The creek has been forced into a straight channel, hidden underground by culverts or exposed to the sun without shady vegetation, making it too warm for most trout.
“It’s very exciting to see it finally come to fruition,” said Abigail Breuer, a parent volunteer and range ecologist, who has shared Hompesch’s dream for years.
People willing to donate their professional skills have spent hundreds of hours meeting over the past year to plan the project, Breuer said. They also held design sessions with students and surveyed 400 students and teachers about what they’d like to see.
Phase 1 will be a bare bones project, she said. The plan is to create the new meandering streambed, put in boulders and plant riparian vegetation to prevent erosion. A long culvert will be removed and the hidden parts of the creek exposed to daylight.
They’ve raised a $25,000 grant from the National Fish & Wildlife Foundation and $25,000 from the Montana Fish, Wildlife and Parks Department, plus smaller grants from the Sonoran Institute, Montana Trout Foundation and Gallatin Valley Land Trust.
The project’s website estimates that $72,000 has been raised toward the $192,000 cost of the first phase.
Hydrologist Scott Gillilan, a creek reconstruction expert, said he was recruited to volunteer when his daughter took Hompesch’s class. Gillilan said the entire project from Main Street to Durston Road would cost $367,000. Thanks to people donating services at no cost or low cost, he said, it will be possible to do the work for less, but fundraising is still important.
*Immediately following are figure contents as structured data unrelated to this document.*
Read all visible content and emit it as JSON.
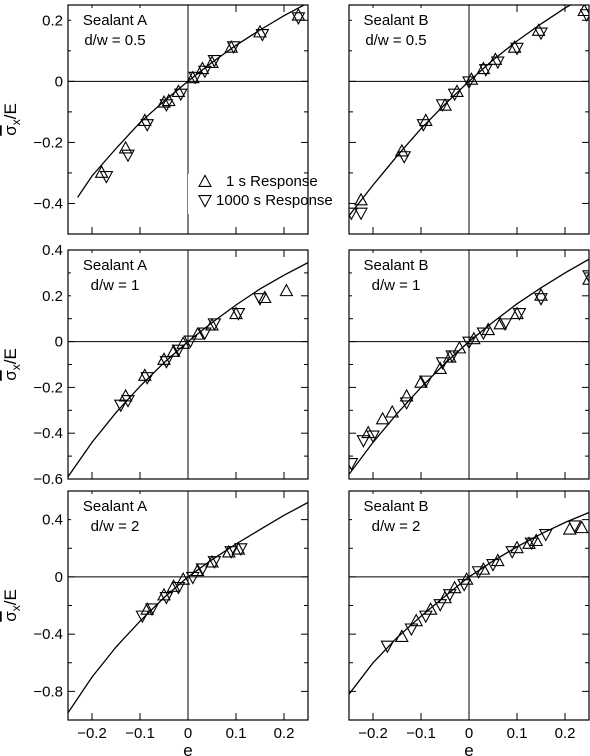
{
  "legend": {
    "up_label": "1 s Response",
    "down_label": "1000 s Response"
  },
  "chart_data": [
    {
      "type": "scatter",
      "row": 0,
      "col": 0,
      "annotation": [
        "Sealant A",
        "d/w = 0.5"
      ],
      "xlabel": "",
      "ylabel": "σx/E",
      "xlim": [
        -0.25,
        0.25
      ],
      "ylim": [
        -0.5,
        0.25
      ],
      "yticks": [
        0.2,
        0,
        -0.2,
        -0.4
      ],
      "xticks": [],
      "has_legend": true,
      "fit_curve": [
        [
          -0.23,
          -0.38
        ],
        [
          -0.2,
          -0.31
        ],
        [
          -0.15,
          -0.22
        ],
        [
          -0.1,
          -0.135
        ],
        [
          -0.05,
          -0.065
        ],
        [
          0,
          0
        ],
        [
          0.05,
          0.062
        ],
        [
          0.1,
          0.118
        ],
        [
          0.15,
          0.168
        ],
        [
          0.2,
          0.215
        ],
        [
          0.25,
          0.257
        ]
      ],
      "series": [
        {
          "name": "1 s Response",
          "marker": "triangle-up",
          "points": [
            [
              -0.18,
              -0.3
            ],
            [
              -0.13,
              -0.22
            ],
            [
              -0.09,
              -0.13
            ],
            [
              -0.05,
              -0.07
            ],
            [
              -0.04,
              -0.065
            ],
            [
              -0.02,
              -0.035
            ],
            [
              0.01,
              0.01
            ],
            [
              0.03,
              0.04
            ],
            [
              0.05,
              0.06
            ],
            [
              0.09,
              0.11
            ],
            [
              0.15,
              0.16
            ],
            [
              0.23,
              0.215
            ]
          ]
        },
        {
          "name": "1000 s Response",
          "marker": "triangle-down",
          "points": [
            [
              -0.17,
              -0.31
            ],
            [
              -0.125,
              -0.24
            ],
            [
              -0.085,
              -0.14
            ],
            [
              -0.045,
              -0.075
            ],
            [
              -0.015,
              -0.04
            ],
            [
              0.015,
              0.015
            ],
            [
              0.035,
              0.035
            ],
            [
              0.055,
              0.07
            ],
            [
              0.095,
              0.115
            ],
            [
              0.155,
              0.155
            ],
            [
              0.23,
              0.21
            ]
          ]
        }
      ]
    },
    {
      "type": "scatter",
      "row": 0,
      "col": 1,
      "annotation": [
        "Sealant B",
        "d/w = 0.5"
      ],
      "xlabel": "",
      "ylabel": "",
      "xlim": [
        -0.25,
        0.25
      ],
      "ylim": [
        -0.5,
        0.25
      ],
      "yticks": [
        0.2,
        0,
        -0.2,
        -0.4
      ],
      "xticks": [],
      "has_legend": false,
      "fit_curve": [
        [
          -0.25,
          -0.44
        ],
        [
          -0.2,
          -0.34
        ],
        [
          -0.15,
          -0.245
        ],
        [
          -0.1,
          -0.155
        ],
        [
          -0.05,
          -0.075
        ],
        [
          0,
          0
        ],
        [
          0.05,
          0.07
        ],
        [
          0.1,
          0.132
        ],
        [
          0.15,
          0.188
        ],
        [
          0.2,
          0.24
        ],
        [
          0.25,
          0.285
        ]
      ],
      "series": [
        {
          "name": "1 s Response",
          "marker": "triangle-up",
          "points": [
            [
              -0.225,
              -0.39
            ],
            [
              -0.14,
              -0.23
            ],
            [
              -0.09,
              -0.13
            ],
            [
              -0.05,
              -0.08
            ],
            [
              -0.025,
              -0.035
            ],
            [
              0.005,
              0.005
            ],
            [
              0.03,
              0.04
            ],
            [
              0.055,
              0.07
            ],
            [
              0.095,
              0.11
            ],
            [
              0.145,
              0.165
            ],
            [
              0.24,
              0.23
            ]
          ]
        },
        {
          "name": "1000 s Response",
          "marker": "triangle-down",
          "points": [
            [
              -0.245,
              -0.43
            ],
            [
              -0.225,
              -0.43
            ],
            [
              -0.135,
              -0.245
            ],
            [
              -0.095,
              -0.14
            ],
            [
              -0.055,
              -0.075
            ],
            [
              -0.03,
              -0.04
            ],
            [
              0.0,
              0.0
            ],
            [
              0.035,
              0.04
            ],
            [
              0.06,
              0.065
            ],
            [
              0.1,
              0.11
            ],
            [
              0.15,
              0.16
            ],
            [
              0.245,
              0.22
            ]
          ]
        }
      ]
    },
    {
      "type": "scatter",
      "row": 1,
      "col": 0,
      "annotation": [
        "Sealant A",
        "d/w = 1"
      ],
      "xlabel": "",
      "ylabel": "σx/E",
      "xlim": [
        -0.25,
        0.25
      ],
      "ylim": [
        -0.6,
        0.4
      ],
      "yticks": [
        0.4,
        0.2,
        0,
        -0.2,
        -0.4,
        -0.6
      ],
      "xticks": [],
      "has_legend": false,
      "fit_curve": [
        [
          -0.25,
          -0.59
        ],
        [
          -0.2,
          -0.44
        ],
        [
          -0.15,
          -0.31
        ],
        [
          -0.1,
          -0.195
        ],
        [
          -0.05,
          -0.092
        ],
        [
          0,
          0
        ],
        [
          0.05,
          0.083
        ],
        [
          0.1,
          0.16
        ],
        [
          0.15,
          0.23
        ],
        [
          0.2,
          0.29
        ],
        [
          0.25,
          0.345
        ]
      ],
      "series": [
        {
          "name": "1 s Response",
          "marker": "triangle-up",
          "points": [
            [
              -0.13,
              -0.24
            ],
            [
              -0.09,
              -0.15
            ],
            [
              -0.05,
              -0.08
            ],
            [
              -0.03,
              -0.045
            ],
            [
              -0.01,
              -0.01
            ],
            [
              0.02,
              0.03
            ],
            [
              0.05,
              0.07
            ],
            [
              0.1,
              0.12
            ],
            [
              0.16,
              0.19
            ],
            [
              0.205,
              0.22
            ]
          ]
        },
        {
          "name": "1000 s Response",
          "marker": "triangle-down",
          "points": [
            [
              -0.14,
              -0.275
            ],
            [
              -0.125,
              -0.255
            ],
            [
              -0.085,
              -0.155
            ],
            [
              -0.045,
              -0.085
            ],
            [
              -0.02,
              -0.035
            ],
            [
              0.005,
              0.005
            ],
            [
              0.035,
              0.04
            ],
            [
              0.055,
              0.08
            ],
            [
              0.105,
              0.125
            ],
            [
              0.15,
              0.19
            ]
          ]
        }
      ]
    },
    {
      "type": "scatter",
      "row": 1,
      "col": 1,
      "annotation": [
        "Sealant B",
        "d/w = 1"
      ],
      "xlabel": "",
      "ylabel": "",
      "xlim": [
        -0.25,
        0.25
      ],
      "ylim": [
        -0.6,
        0.4
      ],
      "yticks": [
        0.4,
        0.2,
        0,
        -0.2,
        -0.4,
        -0.6
      ],
      "xticks": [],
      "has_legend": false,
      "fit_curve": [
        [
          -0.25,
          -0.58
        ],
        [
          -0.2,
          -0.44
        ],
        [
          -0.15,
          -0.315
        ],
        [
          -0.1,
          -0.2
        ],
        [
          -0.05,
          -0.095
        ],
        [
          0,
          0
        ],
        [
          0.05,
          0.085
        ],
        [
          0.1,
          0.165
        ],
        [
          0.15,
          0.235
        ],
        [
          0.2,
          0.3
        ],
        [
          0.25,
          0.36
        ]
      ],
      "series": [
        {
          "name": "1 s Response",
          "marker": "triangle-up",
          "points": [
            [
              -0.21,
              -0.4
            ],
            [
              -0.18,
              -0.34
            ],
            [
              -0.16,
              -0.31
            ],
            [
              -0.13,
              -0.24
            ],
            [
              -0.1,
              -0.18
            ],
            [
              -0.06,
              -0.12
            ],
            [
              -0.04,
              -0.07
            ],
            [
              -0.02,
              -0.03
            ],
            [
              0.01,
              0.01
            ],
            [
              0.04,
              0.05
            ],
            [
              0.065,
              0.075
            ],
            [
              0.1,
              0.12
            ],
            [
              0.15,
              0.2
            ],
            [
              0.25,
              0.27
            ]
          ]
        },
        {
          "name": "1000 s Response",
          "marker": "triangle-down",
          "points": [
            [
              -0.245,
              -0.53
            ],
            [
              -0.22,
              -0.43
            ],
            [
              -0.2,
              -0.41
            ],
            [
              -0.13,
              -0.265
            ],
            [
              -0.09,
              -0.17
            ],
            [
              -0.055,
              -0.09
            ],
            [
              -0.035,
              -0.06
            ],
            [
              0.0,
              0.0
            ],
            [
              0.03,
              0.04
            ],
            [
              0.075,
              0.08
            ],
            [
              0.105,
              0.125
            ],
            [
              0.15,
              0.19
            ],
            [
              0.25,
              0.29
            ]
          ]
        }
      ]
    },
    {
      "type": "scatter",
      "row": 2,
      "col": 0,
      "annotation": [
        "Sealant A",
        "d/w = 2"
      ],
      "xlabel": "e",
      "ylabel": "σx/E",
      "xlim": [
        -0.25,
        0.25
      ],
      "ylim": [
        -1.0,
        0.6
      ],
      "yticks": [
        0.4,
        0,
        -0.4,
        -0.8
      ],
      "xticks": [
        -0.2,
        -0.1,
        0,
        0.1,
        0.2
      ],
      "has_legend": false,
      "fit_curve": [
        [
          -0.25,
          -0.95
        ],
        [
          -0.2,
          -0.7
        ],
        [
          -0.15,
          -0.49
        ],
        [
          -0.1,
          -0.31
        ],
        [
          -0.05,
          -0.145
        ],
        [
          0,
          0
        ],
        [
          0.05,
          0.12
        ],
        [
          0.1,
          0.23
        ],
        [
          0.15,
          0.33
        ],
        [
          0.2,
          0.43
        ],
        [
          0.25,
          0.52
        ]
      ],
      "series": [
        {
          "name": "1 s Response",
          "marker": "triangle-up",
          "points": [
            [
              -0.085,
              -0.23
            ],
            [
              -0.05,
              -0.13
            ],
            [
              -0.03,
              -0.07
            ],
            [
              -0.01,
              -0.02
            ],
            [
              0.02,
              0.04
            ],
            [
              0.05,
              0.1
            ],
            [
              0.085,
              0.17
            ],
            [
              0.105,
              0.19
            ]
          ]
        },
        {
          "name": "1000 s Response",
          "marker": "triangle-down",
          "points": [
            [
              -0.095,
              -0.27
            ],
            [
              -0.075,
              -0.22
            ],
            [
              -0.045,
              -0.14
            ],
            [
              -0.02,
              -0.07
            ],
            [
              0.01,
              0.0
            ],
            [
              0.03,
              0.06
            ],
            [
              0.055,
              0.11
            ],
            [
              0.09,
              0.18
            ],
            [
              0.11,
              0.2
            ]
          ]
        }
      ]
    },
    {
      "type": "scatter",
      "row": 2,
      "col": 1,
      "annotation": [
        "Sealant B",
        "d/w = 2"
      ],
      "xlabel": "e",
      "ylabel": "",
      "xlim": [
        -0.25,
        0.25
      ],
      "ylim": [
        -1.0,
        0.6
      ],
      "yticks": [
        0.4,
        0,
        -0.4,
        -0.8
      ],
      "xticks": [
        -0.2,
        -0.1,
        0,
        0.1,
        0.2
      ],
      "has_legend": false,
      "fit_curve": [
        [
          -0.25,
          -0.82
        ],
        [
          -0.2,
          -0.6
        ],
        [
          -0.15,
          -0.425
        ],
        [
          -0.1,
          -0.275
        ],
        [
          -0.05,
          -0.135
        ],
        [
          0,
          0
        ],
        [
          0.05,
          0.11
        ],
        [
          0.1,
          0.21
        ],
        [
          0.15,
          0.3
        ],
        [
          0.2,
          0.38
        ],
        [
          0.25,
          0.45
        ]
      ],
      "series": [
        {
          "name": "1 s Response",
          "marker": "triangle-up",
          "points": [
            [
              -0.14,
              -0.42
            ],
            [
              -0.11,
              -0.31
            ],
            [
              -0.08,
              -0.23
            ],
            [
              -0.05,
              -0.15
            ],
            [
              -0.03,
              -0.08
            ],
            [
              -0.005,
              -0.02
            ],
            [
              0.03,
              0.05
            ],
            [
              0.06,
              0.11
            ],
            [
              0.1,
              0.2
            ],
            [
              0.125,
              0.23
            ],
            [
              0.14,
              0.25
            ],
            [
              0.21,
              0.33
            ],
            [
              0.235,
              0.34
            ]
          ]
        },
        {
          "name": "1000 s Response",
          "marker": "triangle-down",
          "points": [
            [
              -0.17,
              -0.48
            ],
            [
              -0.12,
              -0.36
            ],
            [
              -0.09,
              -0.27
            ],
            [
              -0.06,
              -0.19
            ],
            [
              -0.04,
              -0.12
            ],
            [
              -0.01,
              -0.05
            ],
            [
              0.02,
              0.04
            ],
            [
              0.05,
              0.09
            ],
            [
              0.09,
              0.18
            ],
            [
              0.13,
              0.24
            ],
            [
              0.16,
              0.3
            ],
            [
              0.22,
              0.36
            ]
          ]
        }
      ]
    }
  ]
}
Money and materials are still needed for bridges, benches, trees, additional landscaping and outdoor classrooms. North of Lamme Street, Gillilan said, the space for the creek is quite narrow, so rather than creating meanders, the plan calls for lots of landscaping and boulders to give a more natural appearance.
Gallatin County Commissioner Steve White said he was “blown away” when he heard about the project. White was a senior in the Class of 1969 that dug a new channel for the creek to create an island in the southeast corner of campus.
Seniors hand-carried pickup loads of rocks to line the streambed, he said. Over the years, their new channel filled in, but that corner of campus remains attractive, with the creek, rocks and large shade trees. After that, however, the creek disappears under a dull stretch of flat lawn.
“I love it,” White said of the project. “I’m just thrilled they’re pulling it off.”
Other major volunteers and supporters are engineer Chris Wasia, Sime Construction, wetlands specialist Barbara Vaughn, landscape architect Amy Stefan and Megan Kempt of Bozeman High’s Parent Advisory Council.
To take better care of the creek, student clubs and teams will adopt sections to plant and keep up, Hompesch said. She said she hopes it will be finished in the next couple of years, joking that she can’t retire until it’s done.
Mandeville Creek, a spring creek, rises in fields just south of Kagy Boulevard and runs north through the Montana State University campus. At College Street it’s “entombed” under city streets, until it emerges at Bozeman High on its way to the East Gallatin River.
MSU was going to bury the creek in a culvert when it planned the new Ag Bioscience Building, but in 2007 creek advocates argued successfully to treat it as an attractive “amenity instead of a nuisance.” MSU installed a footbridge for students over the stream and volunteers cleaned wind-blown garbage from the creek.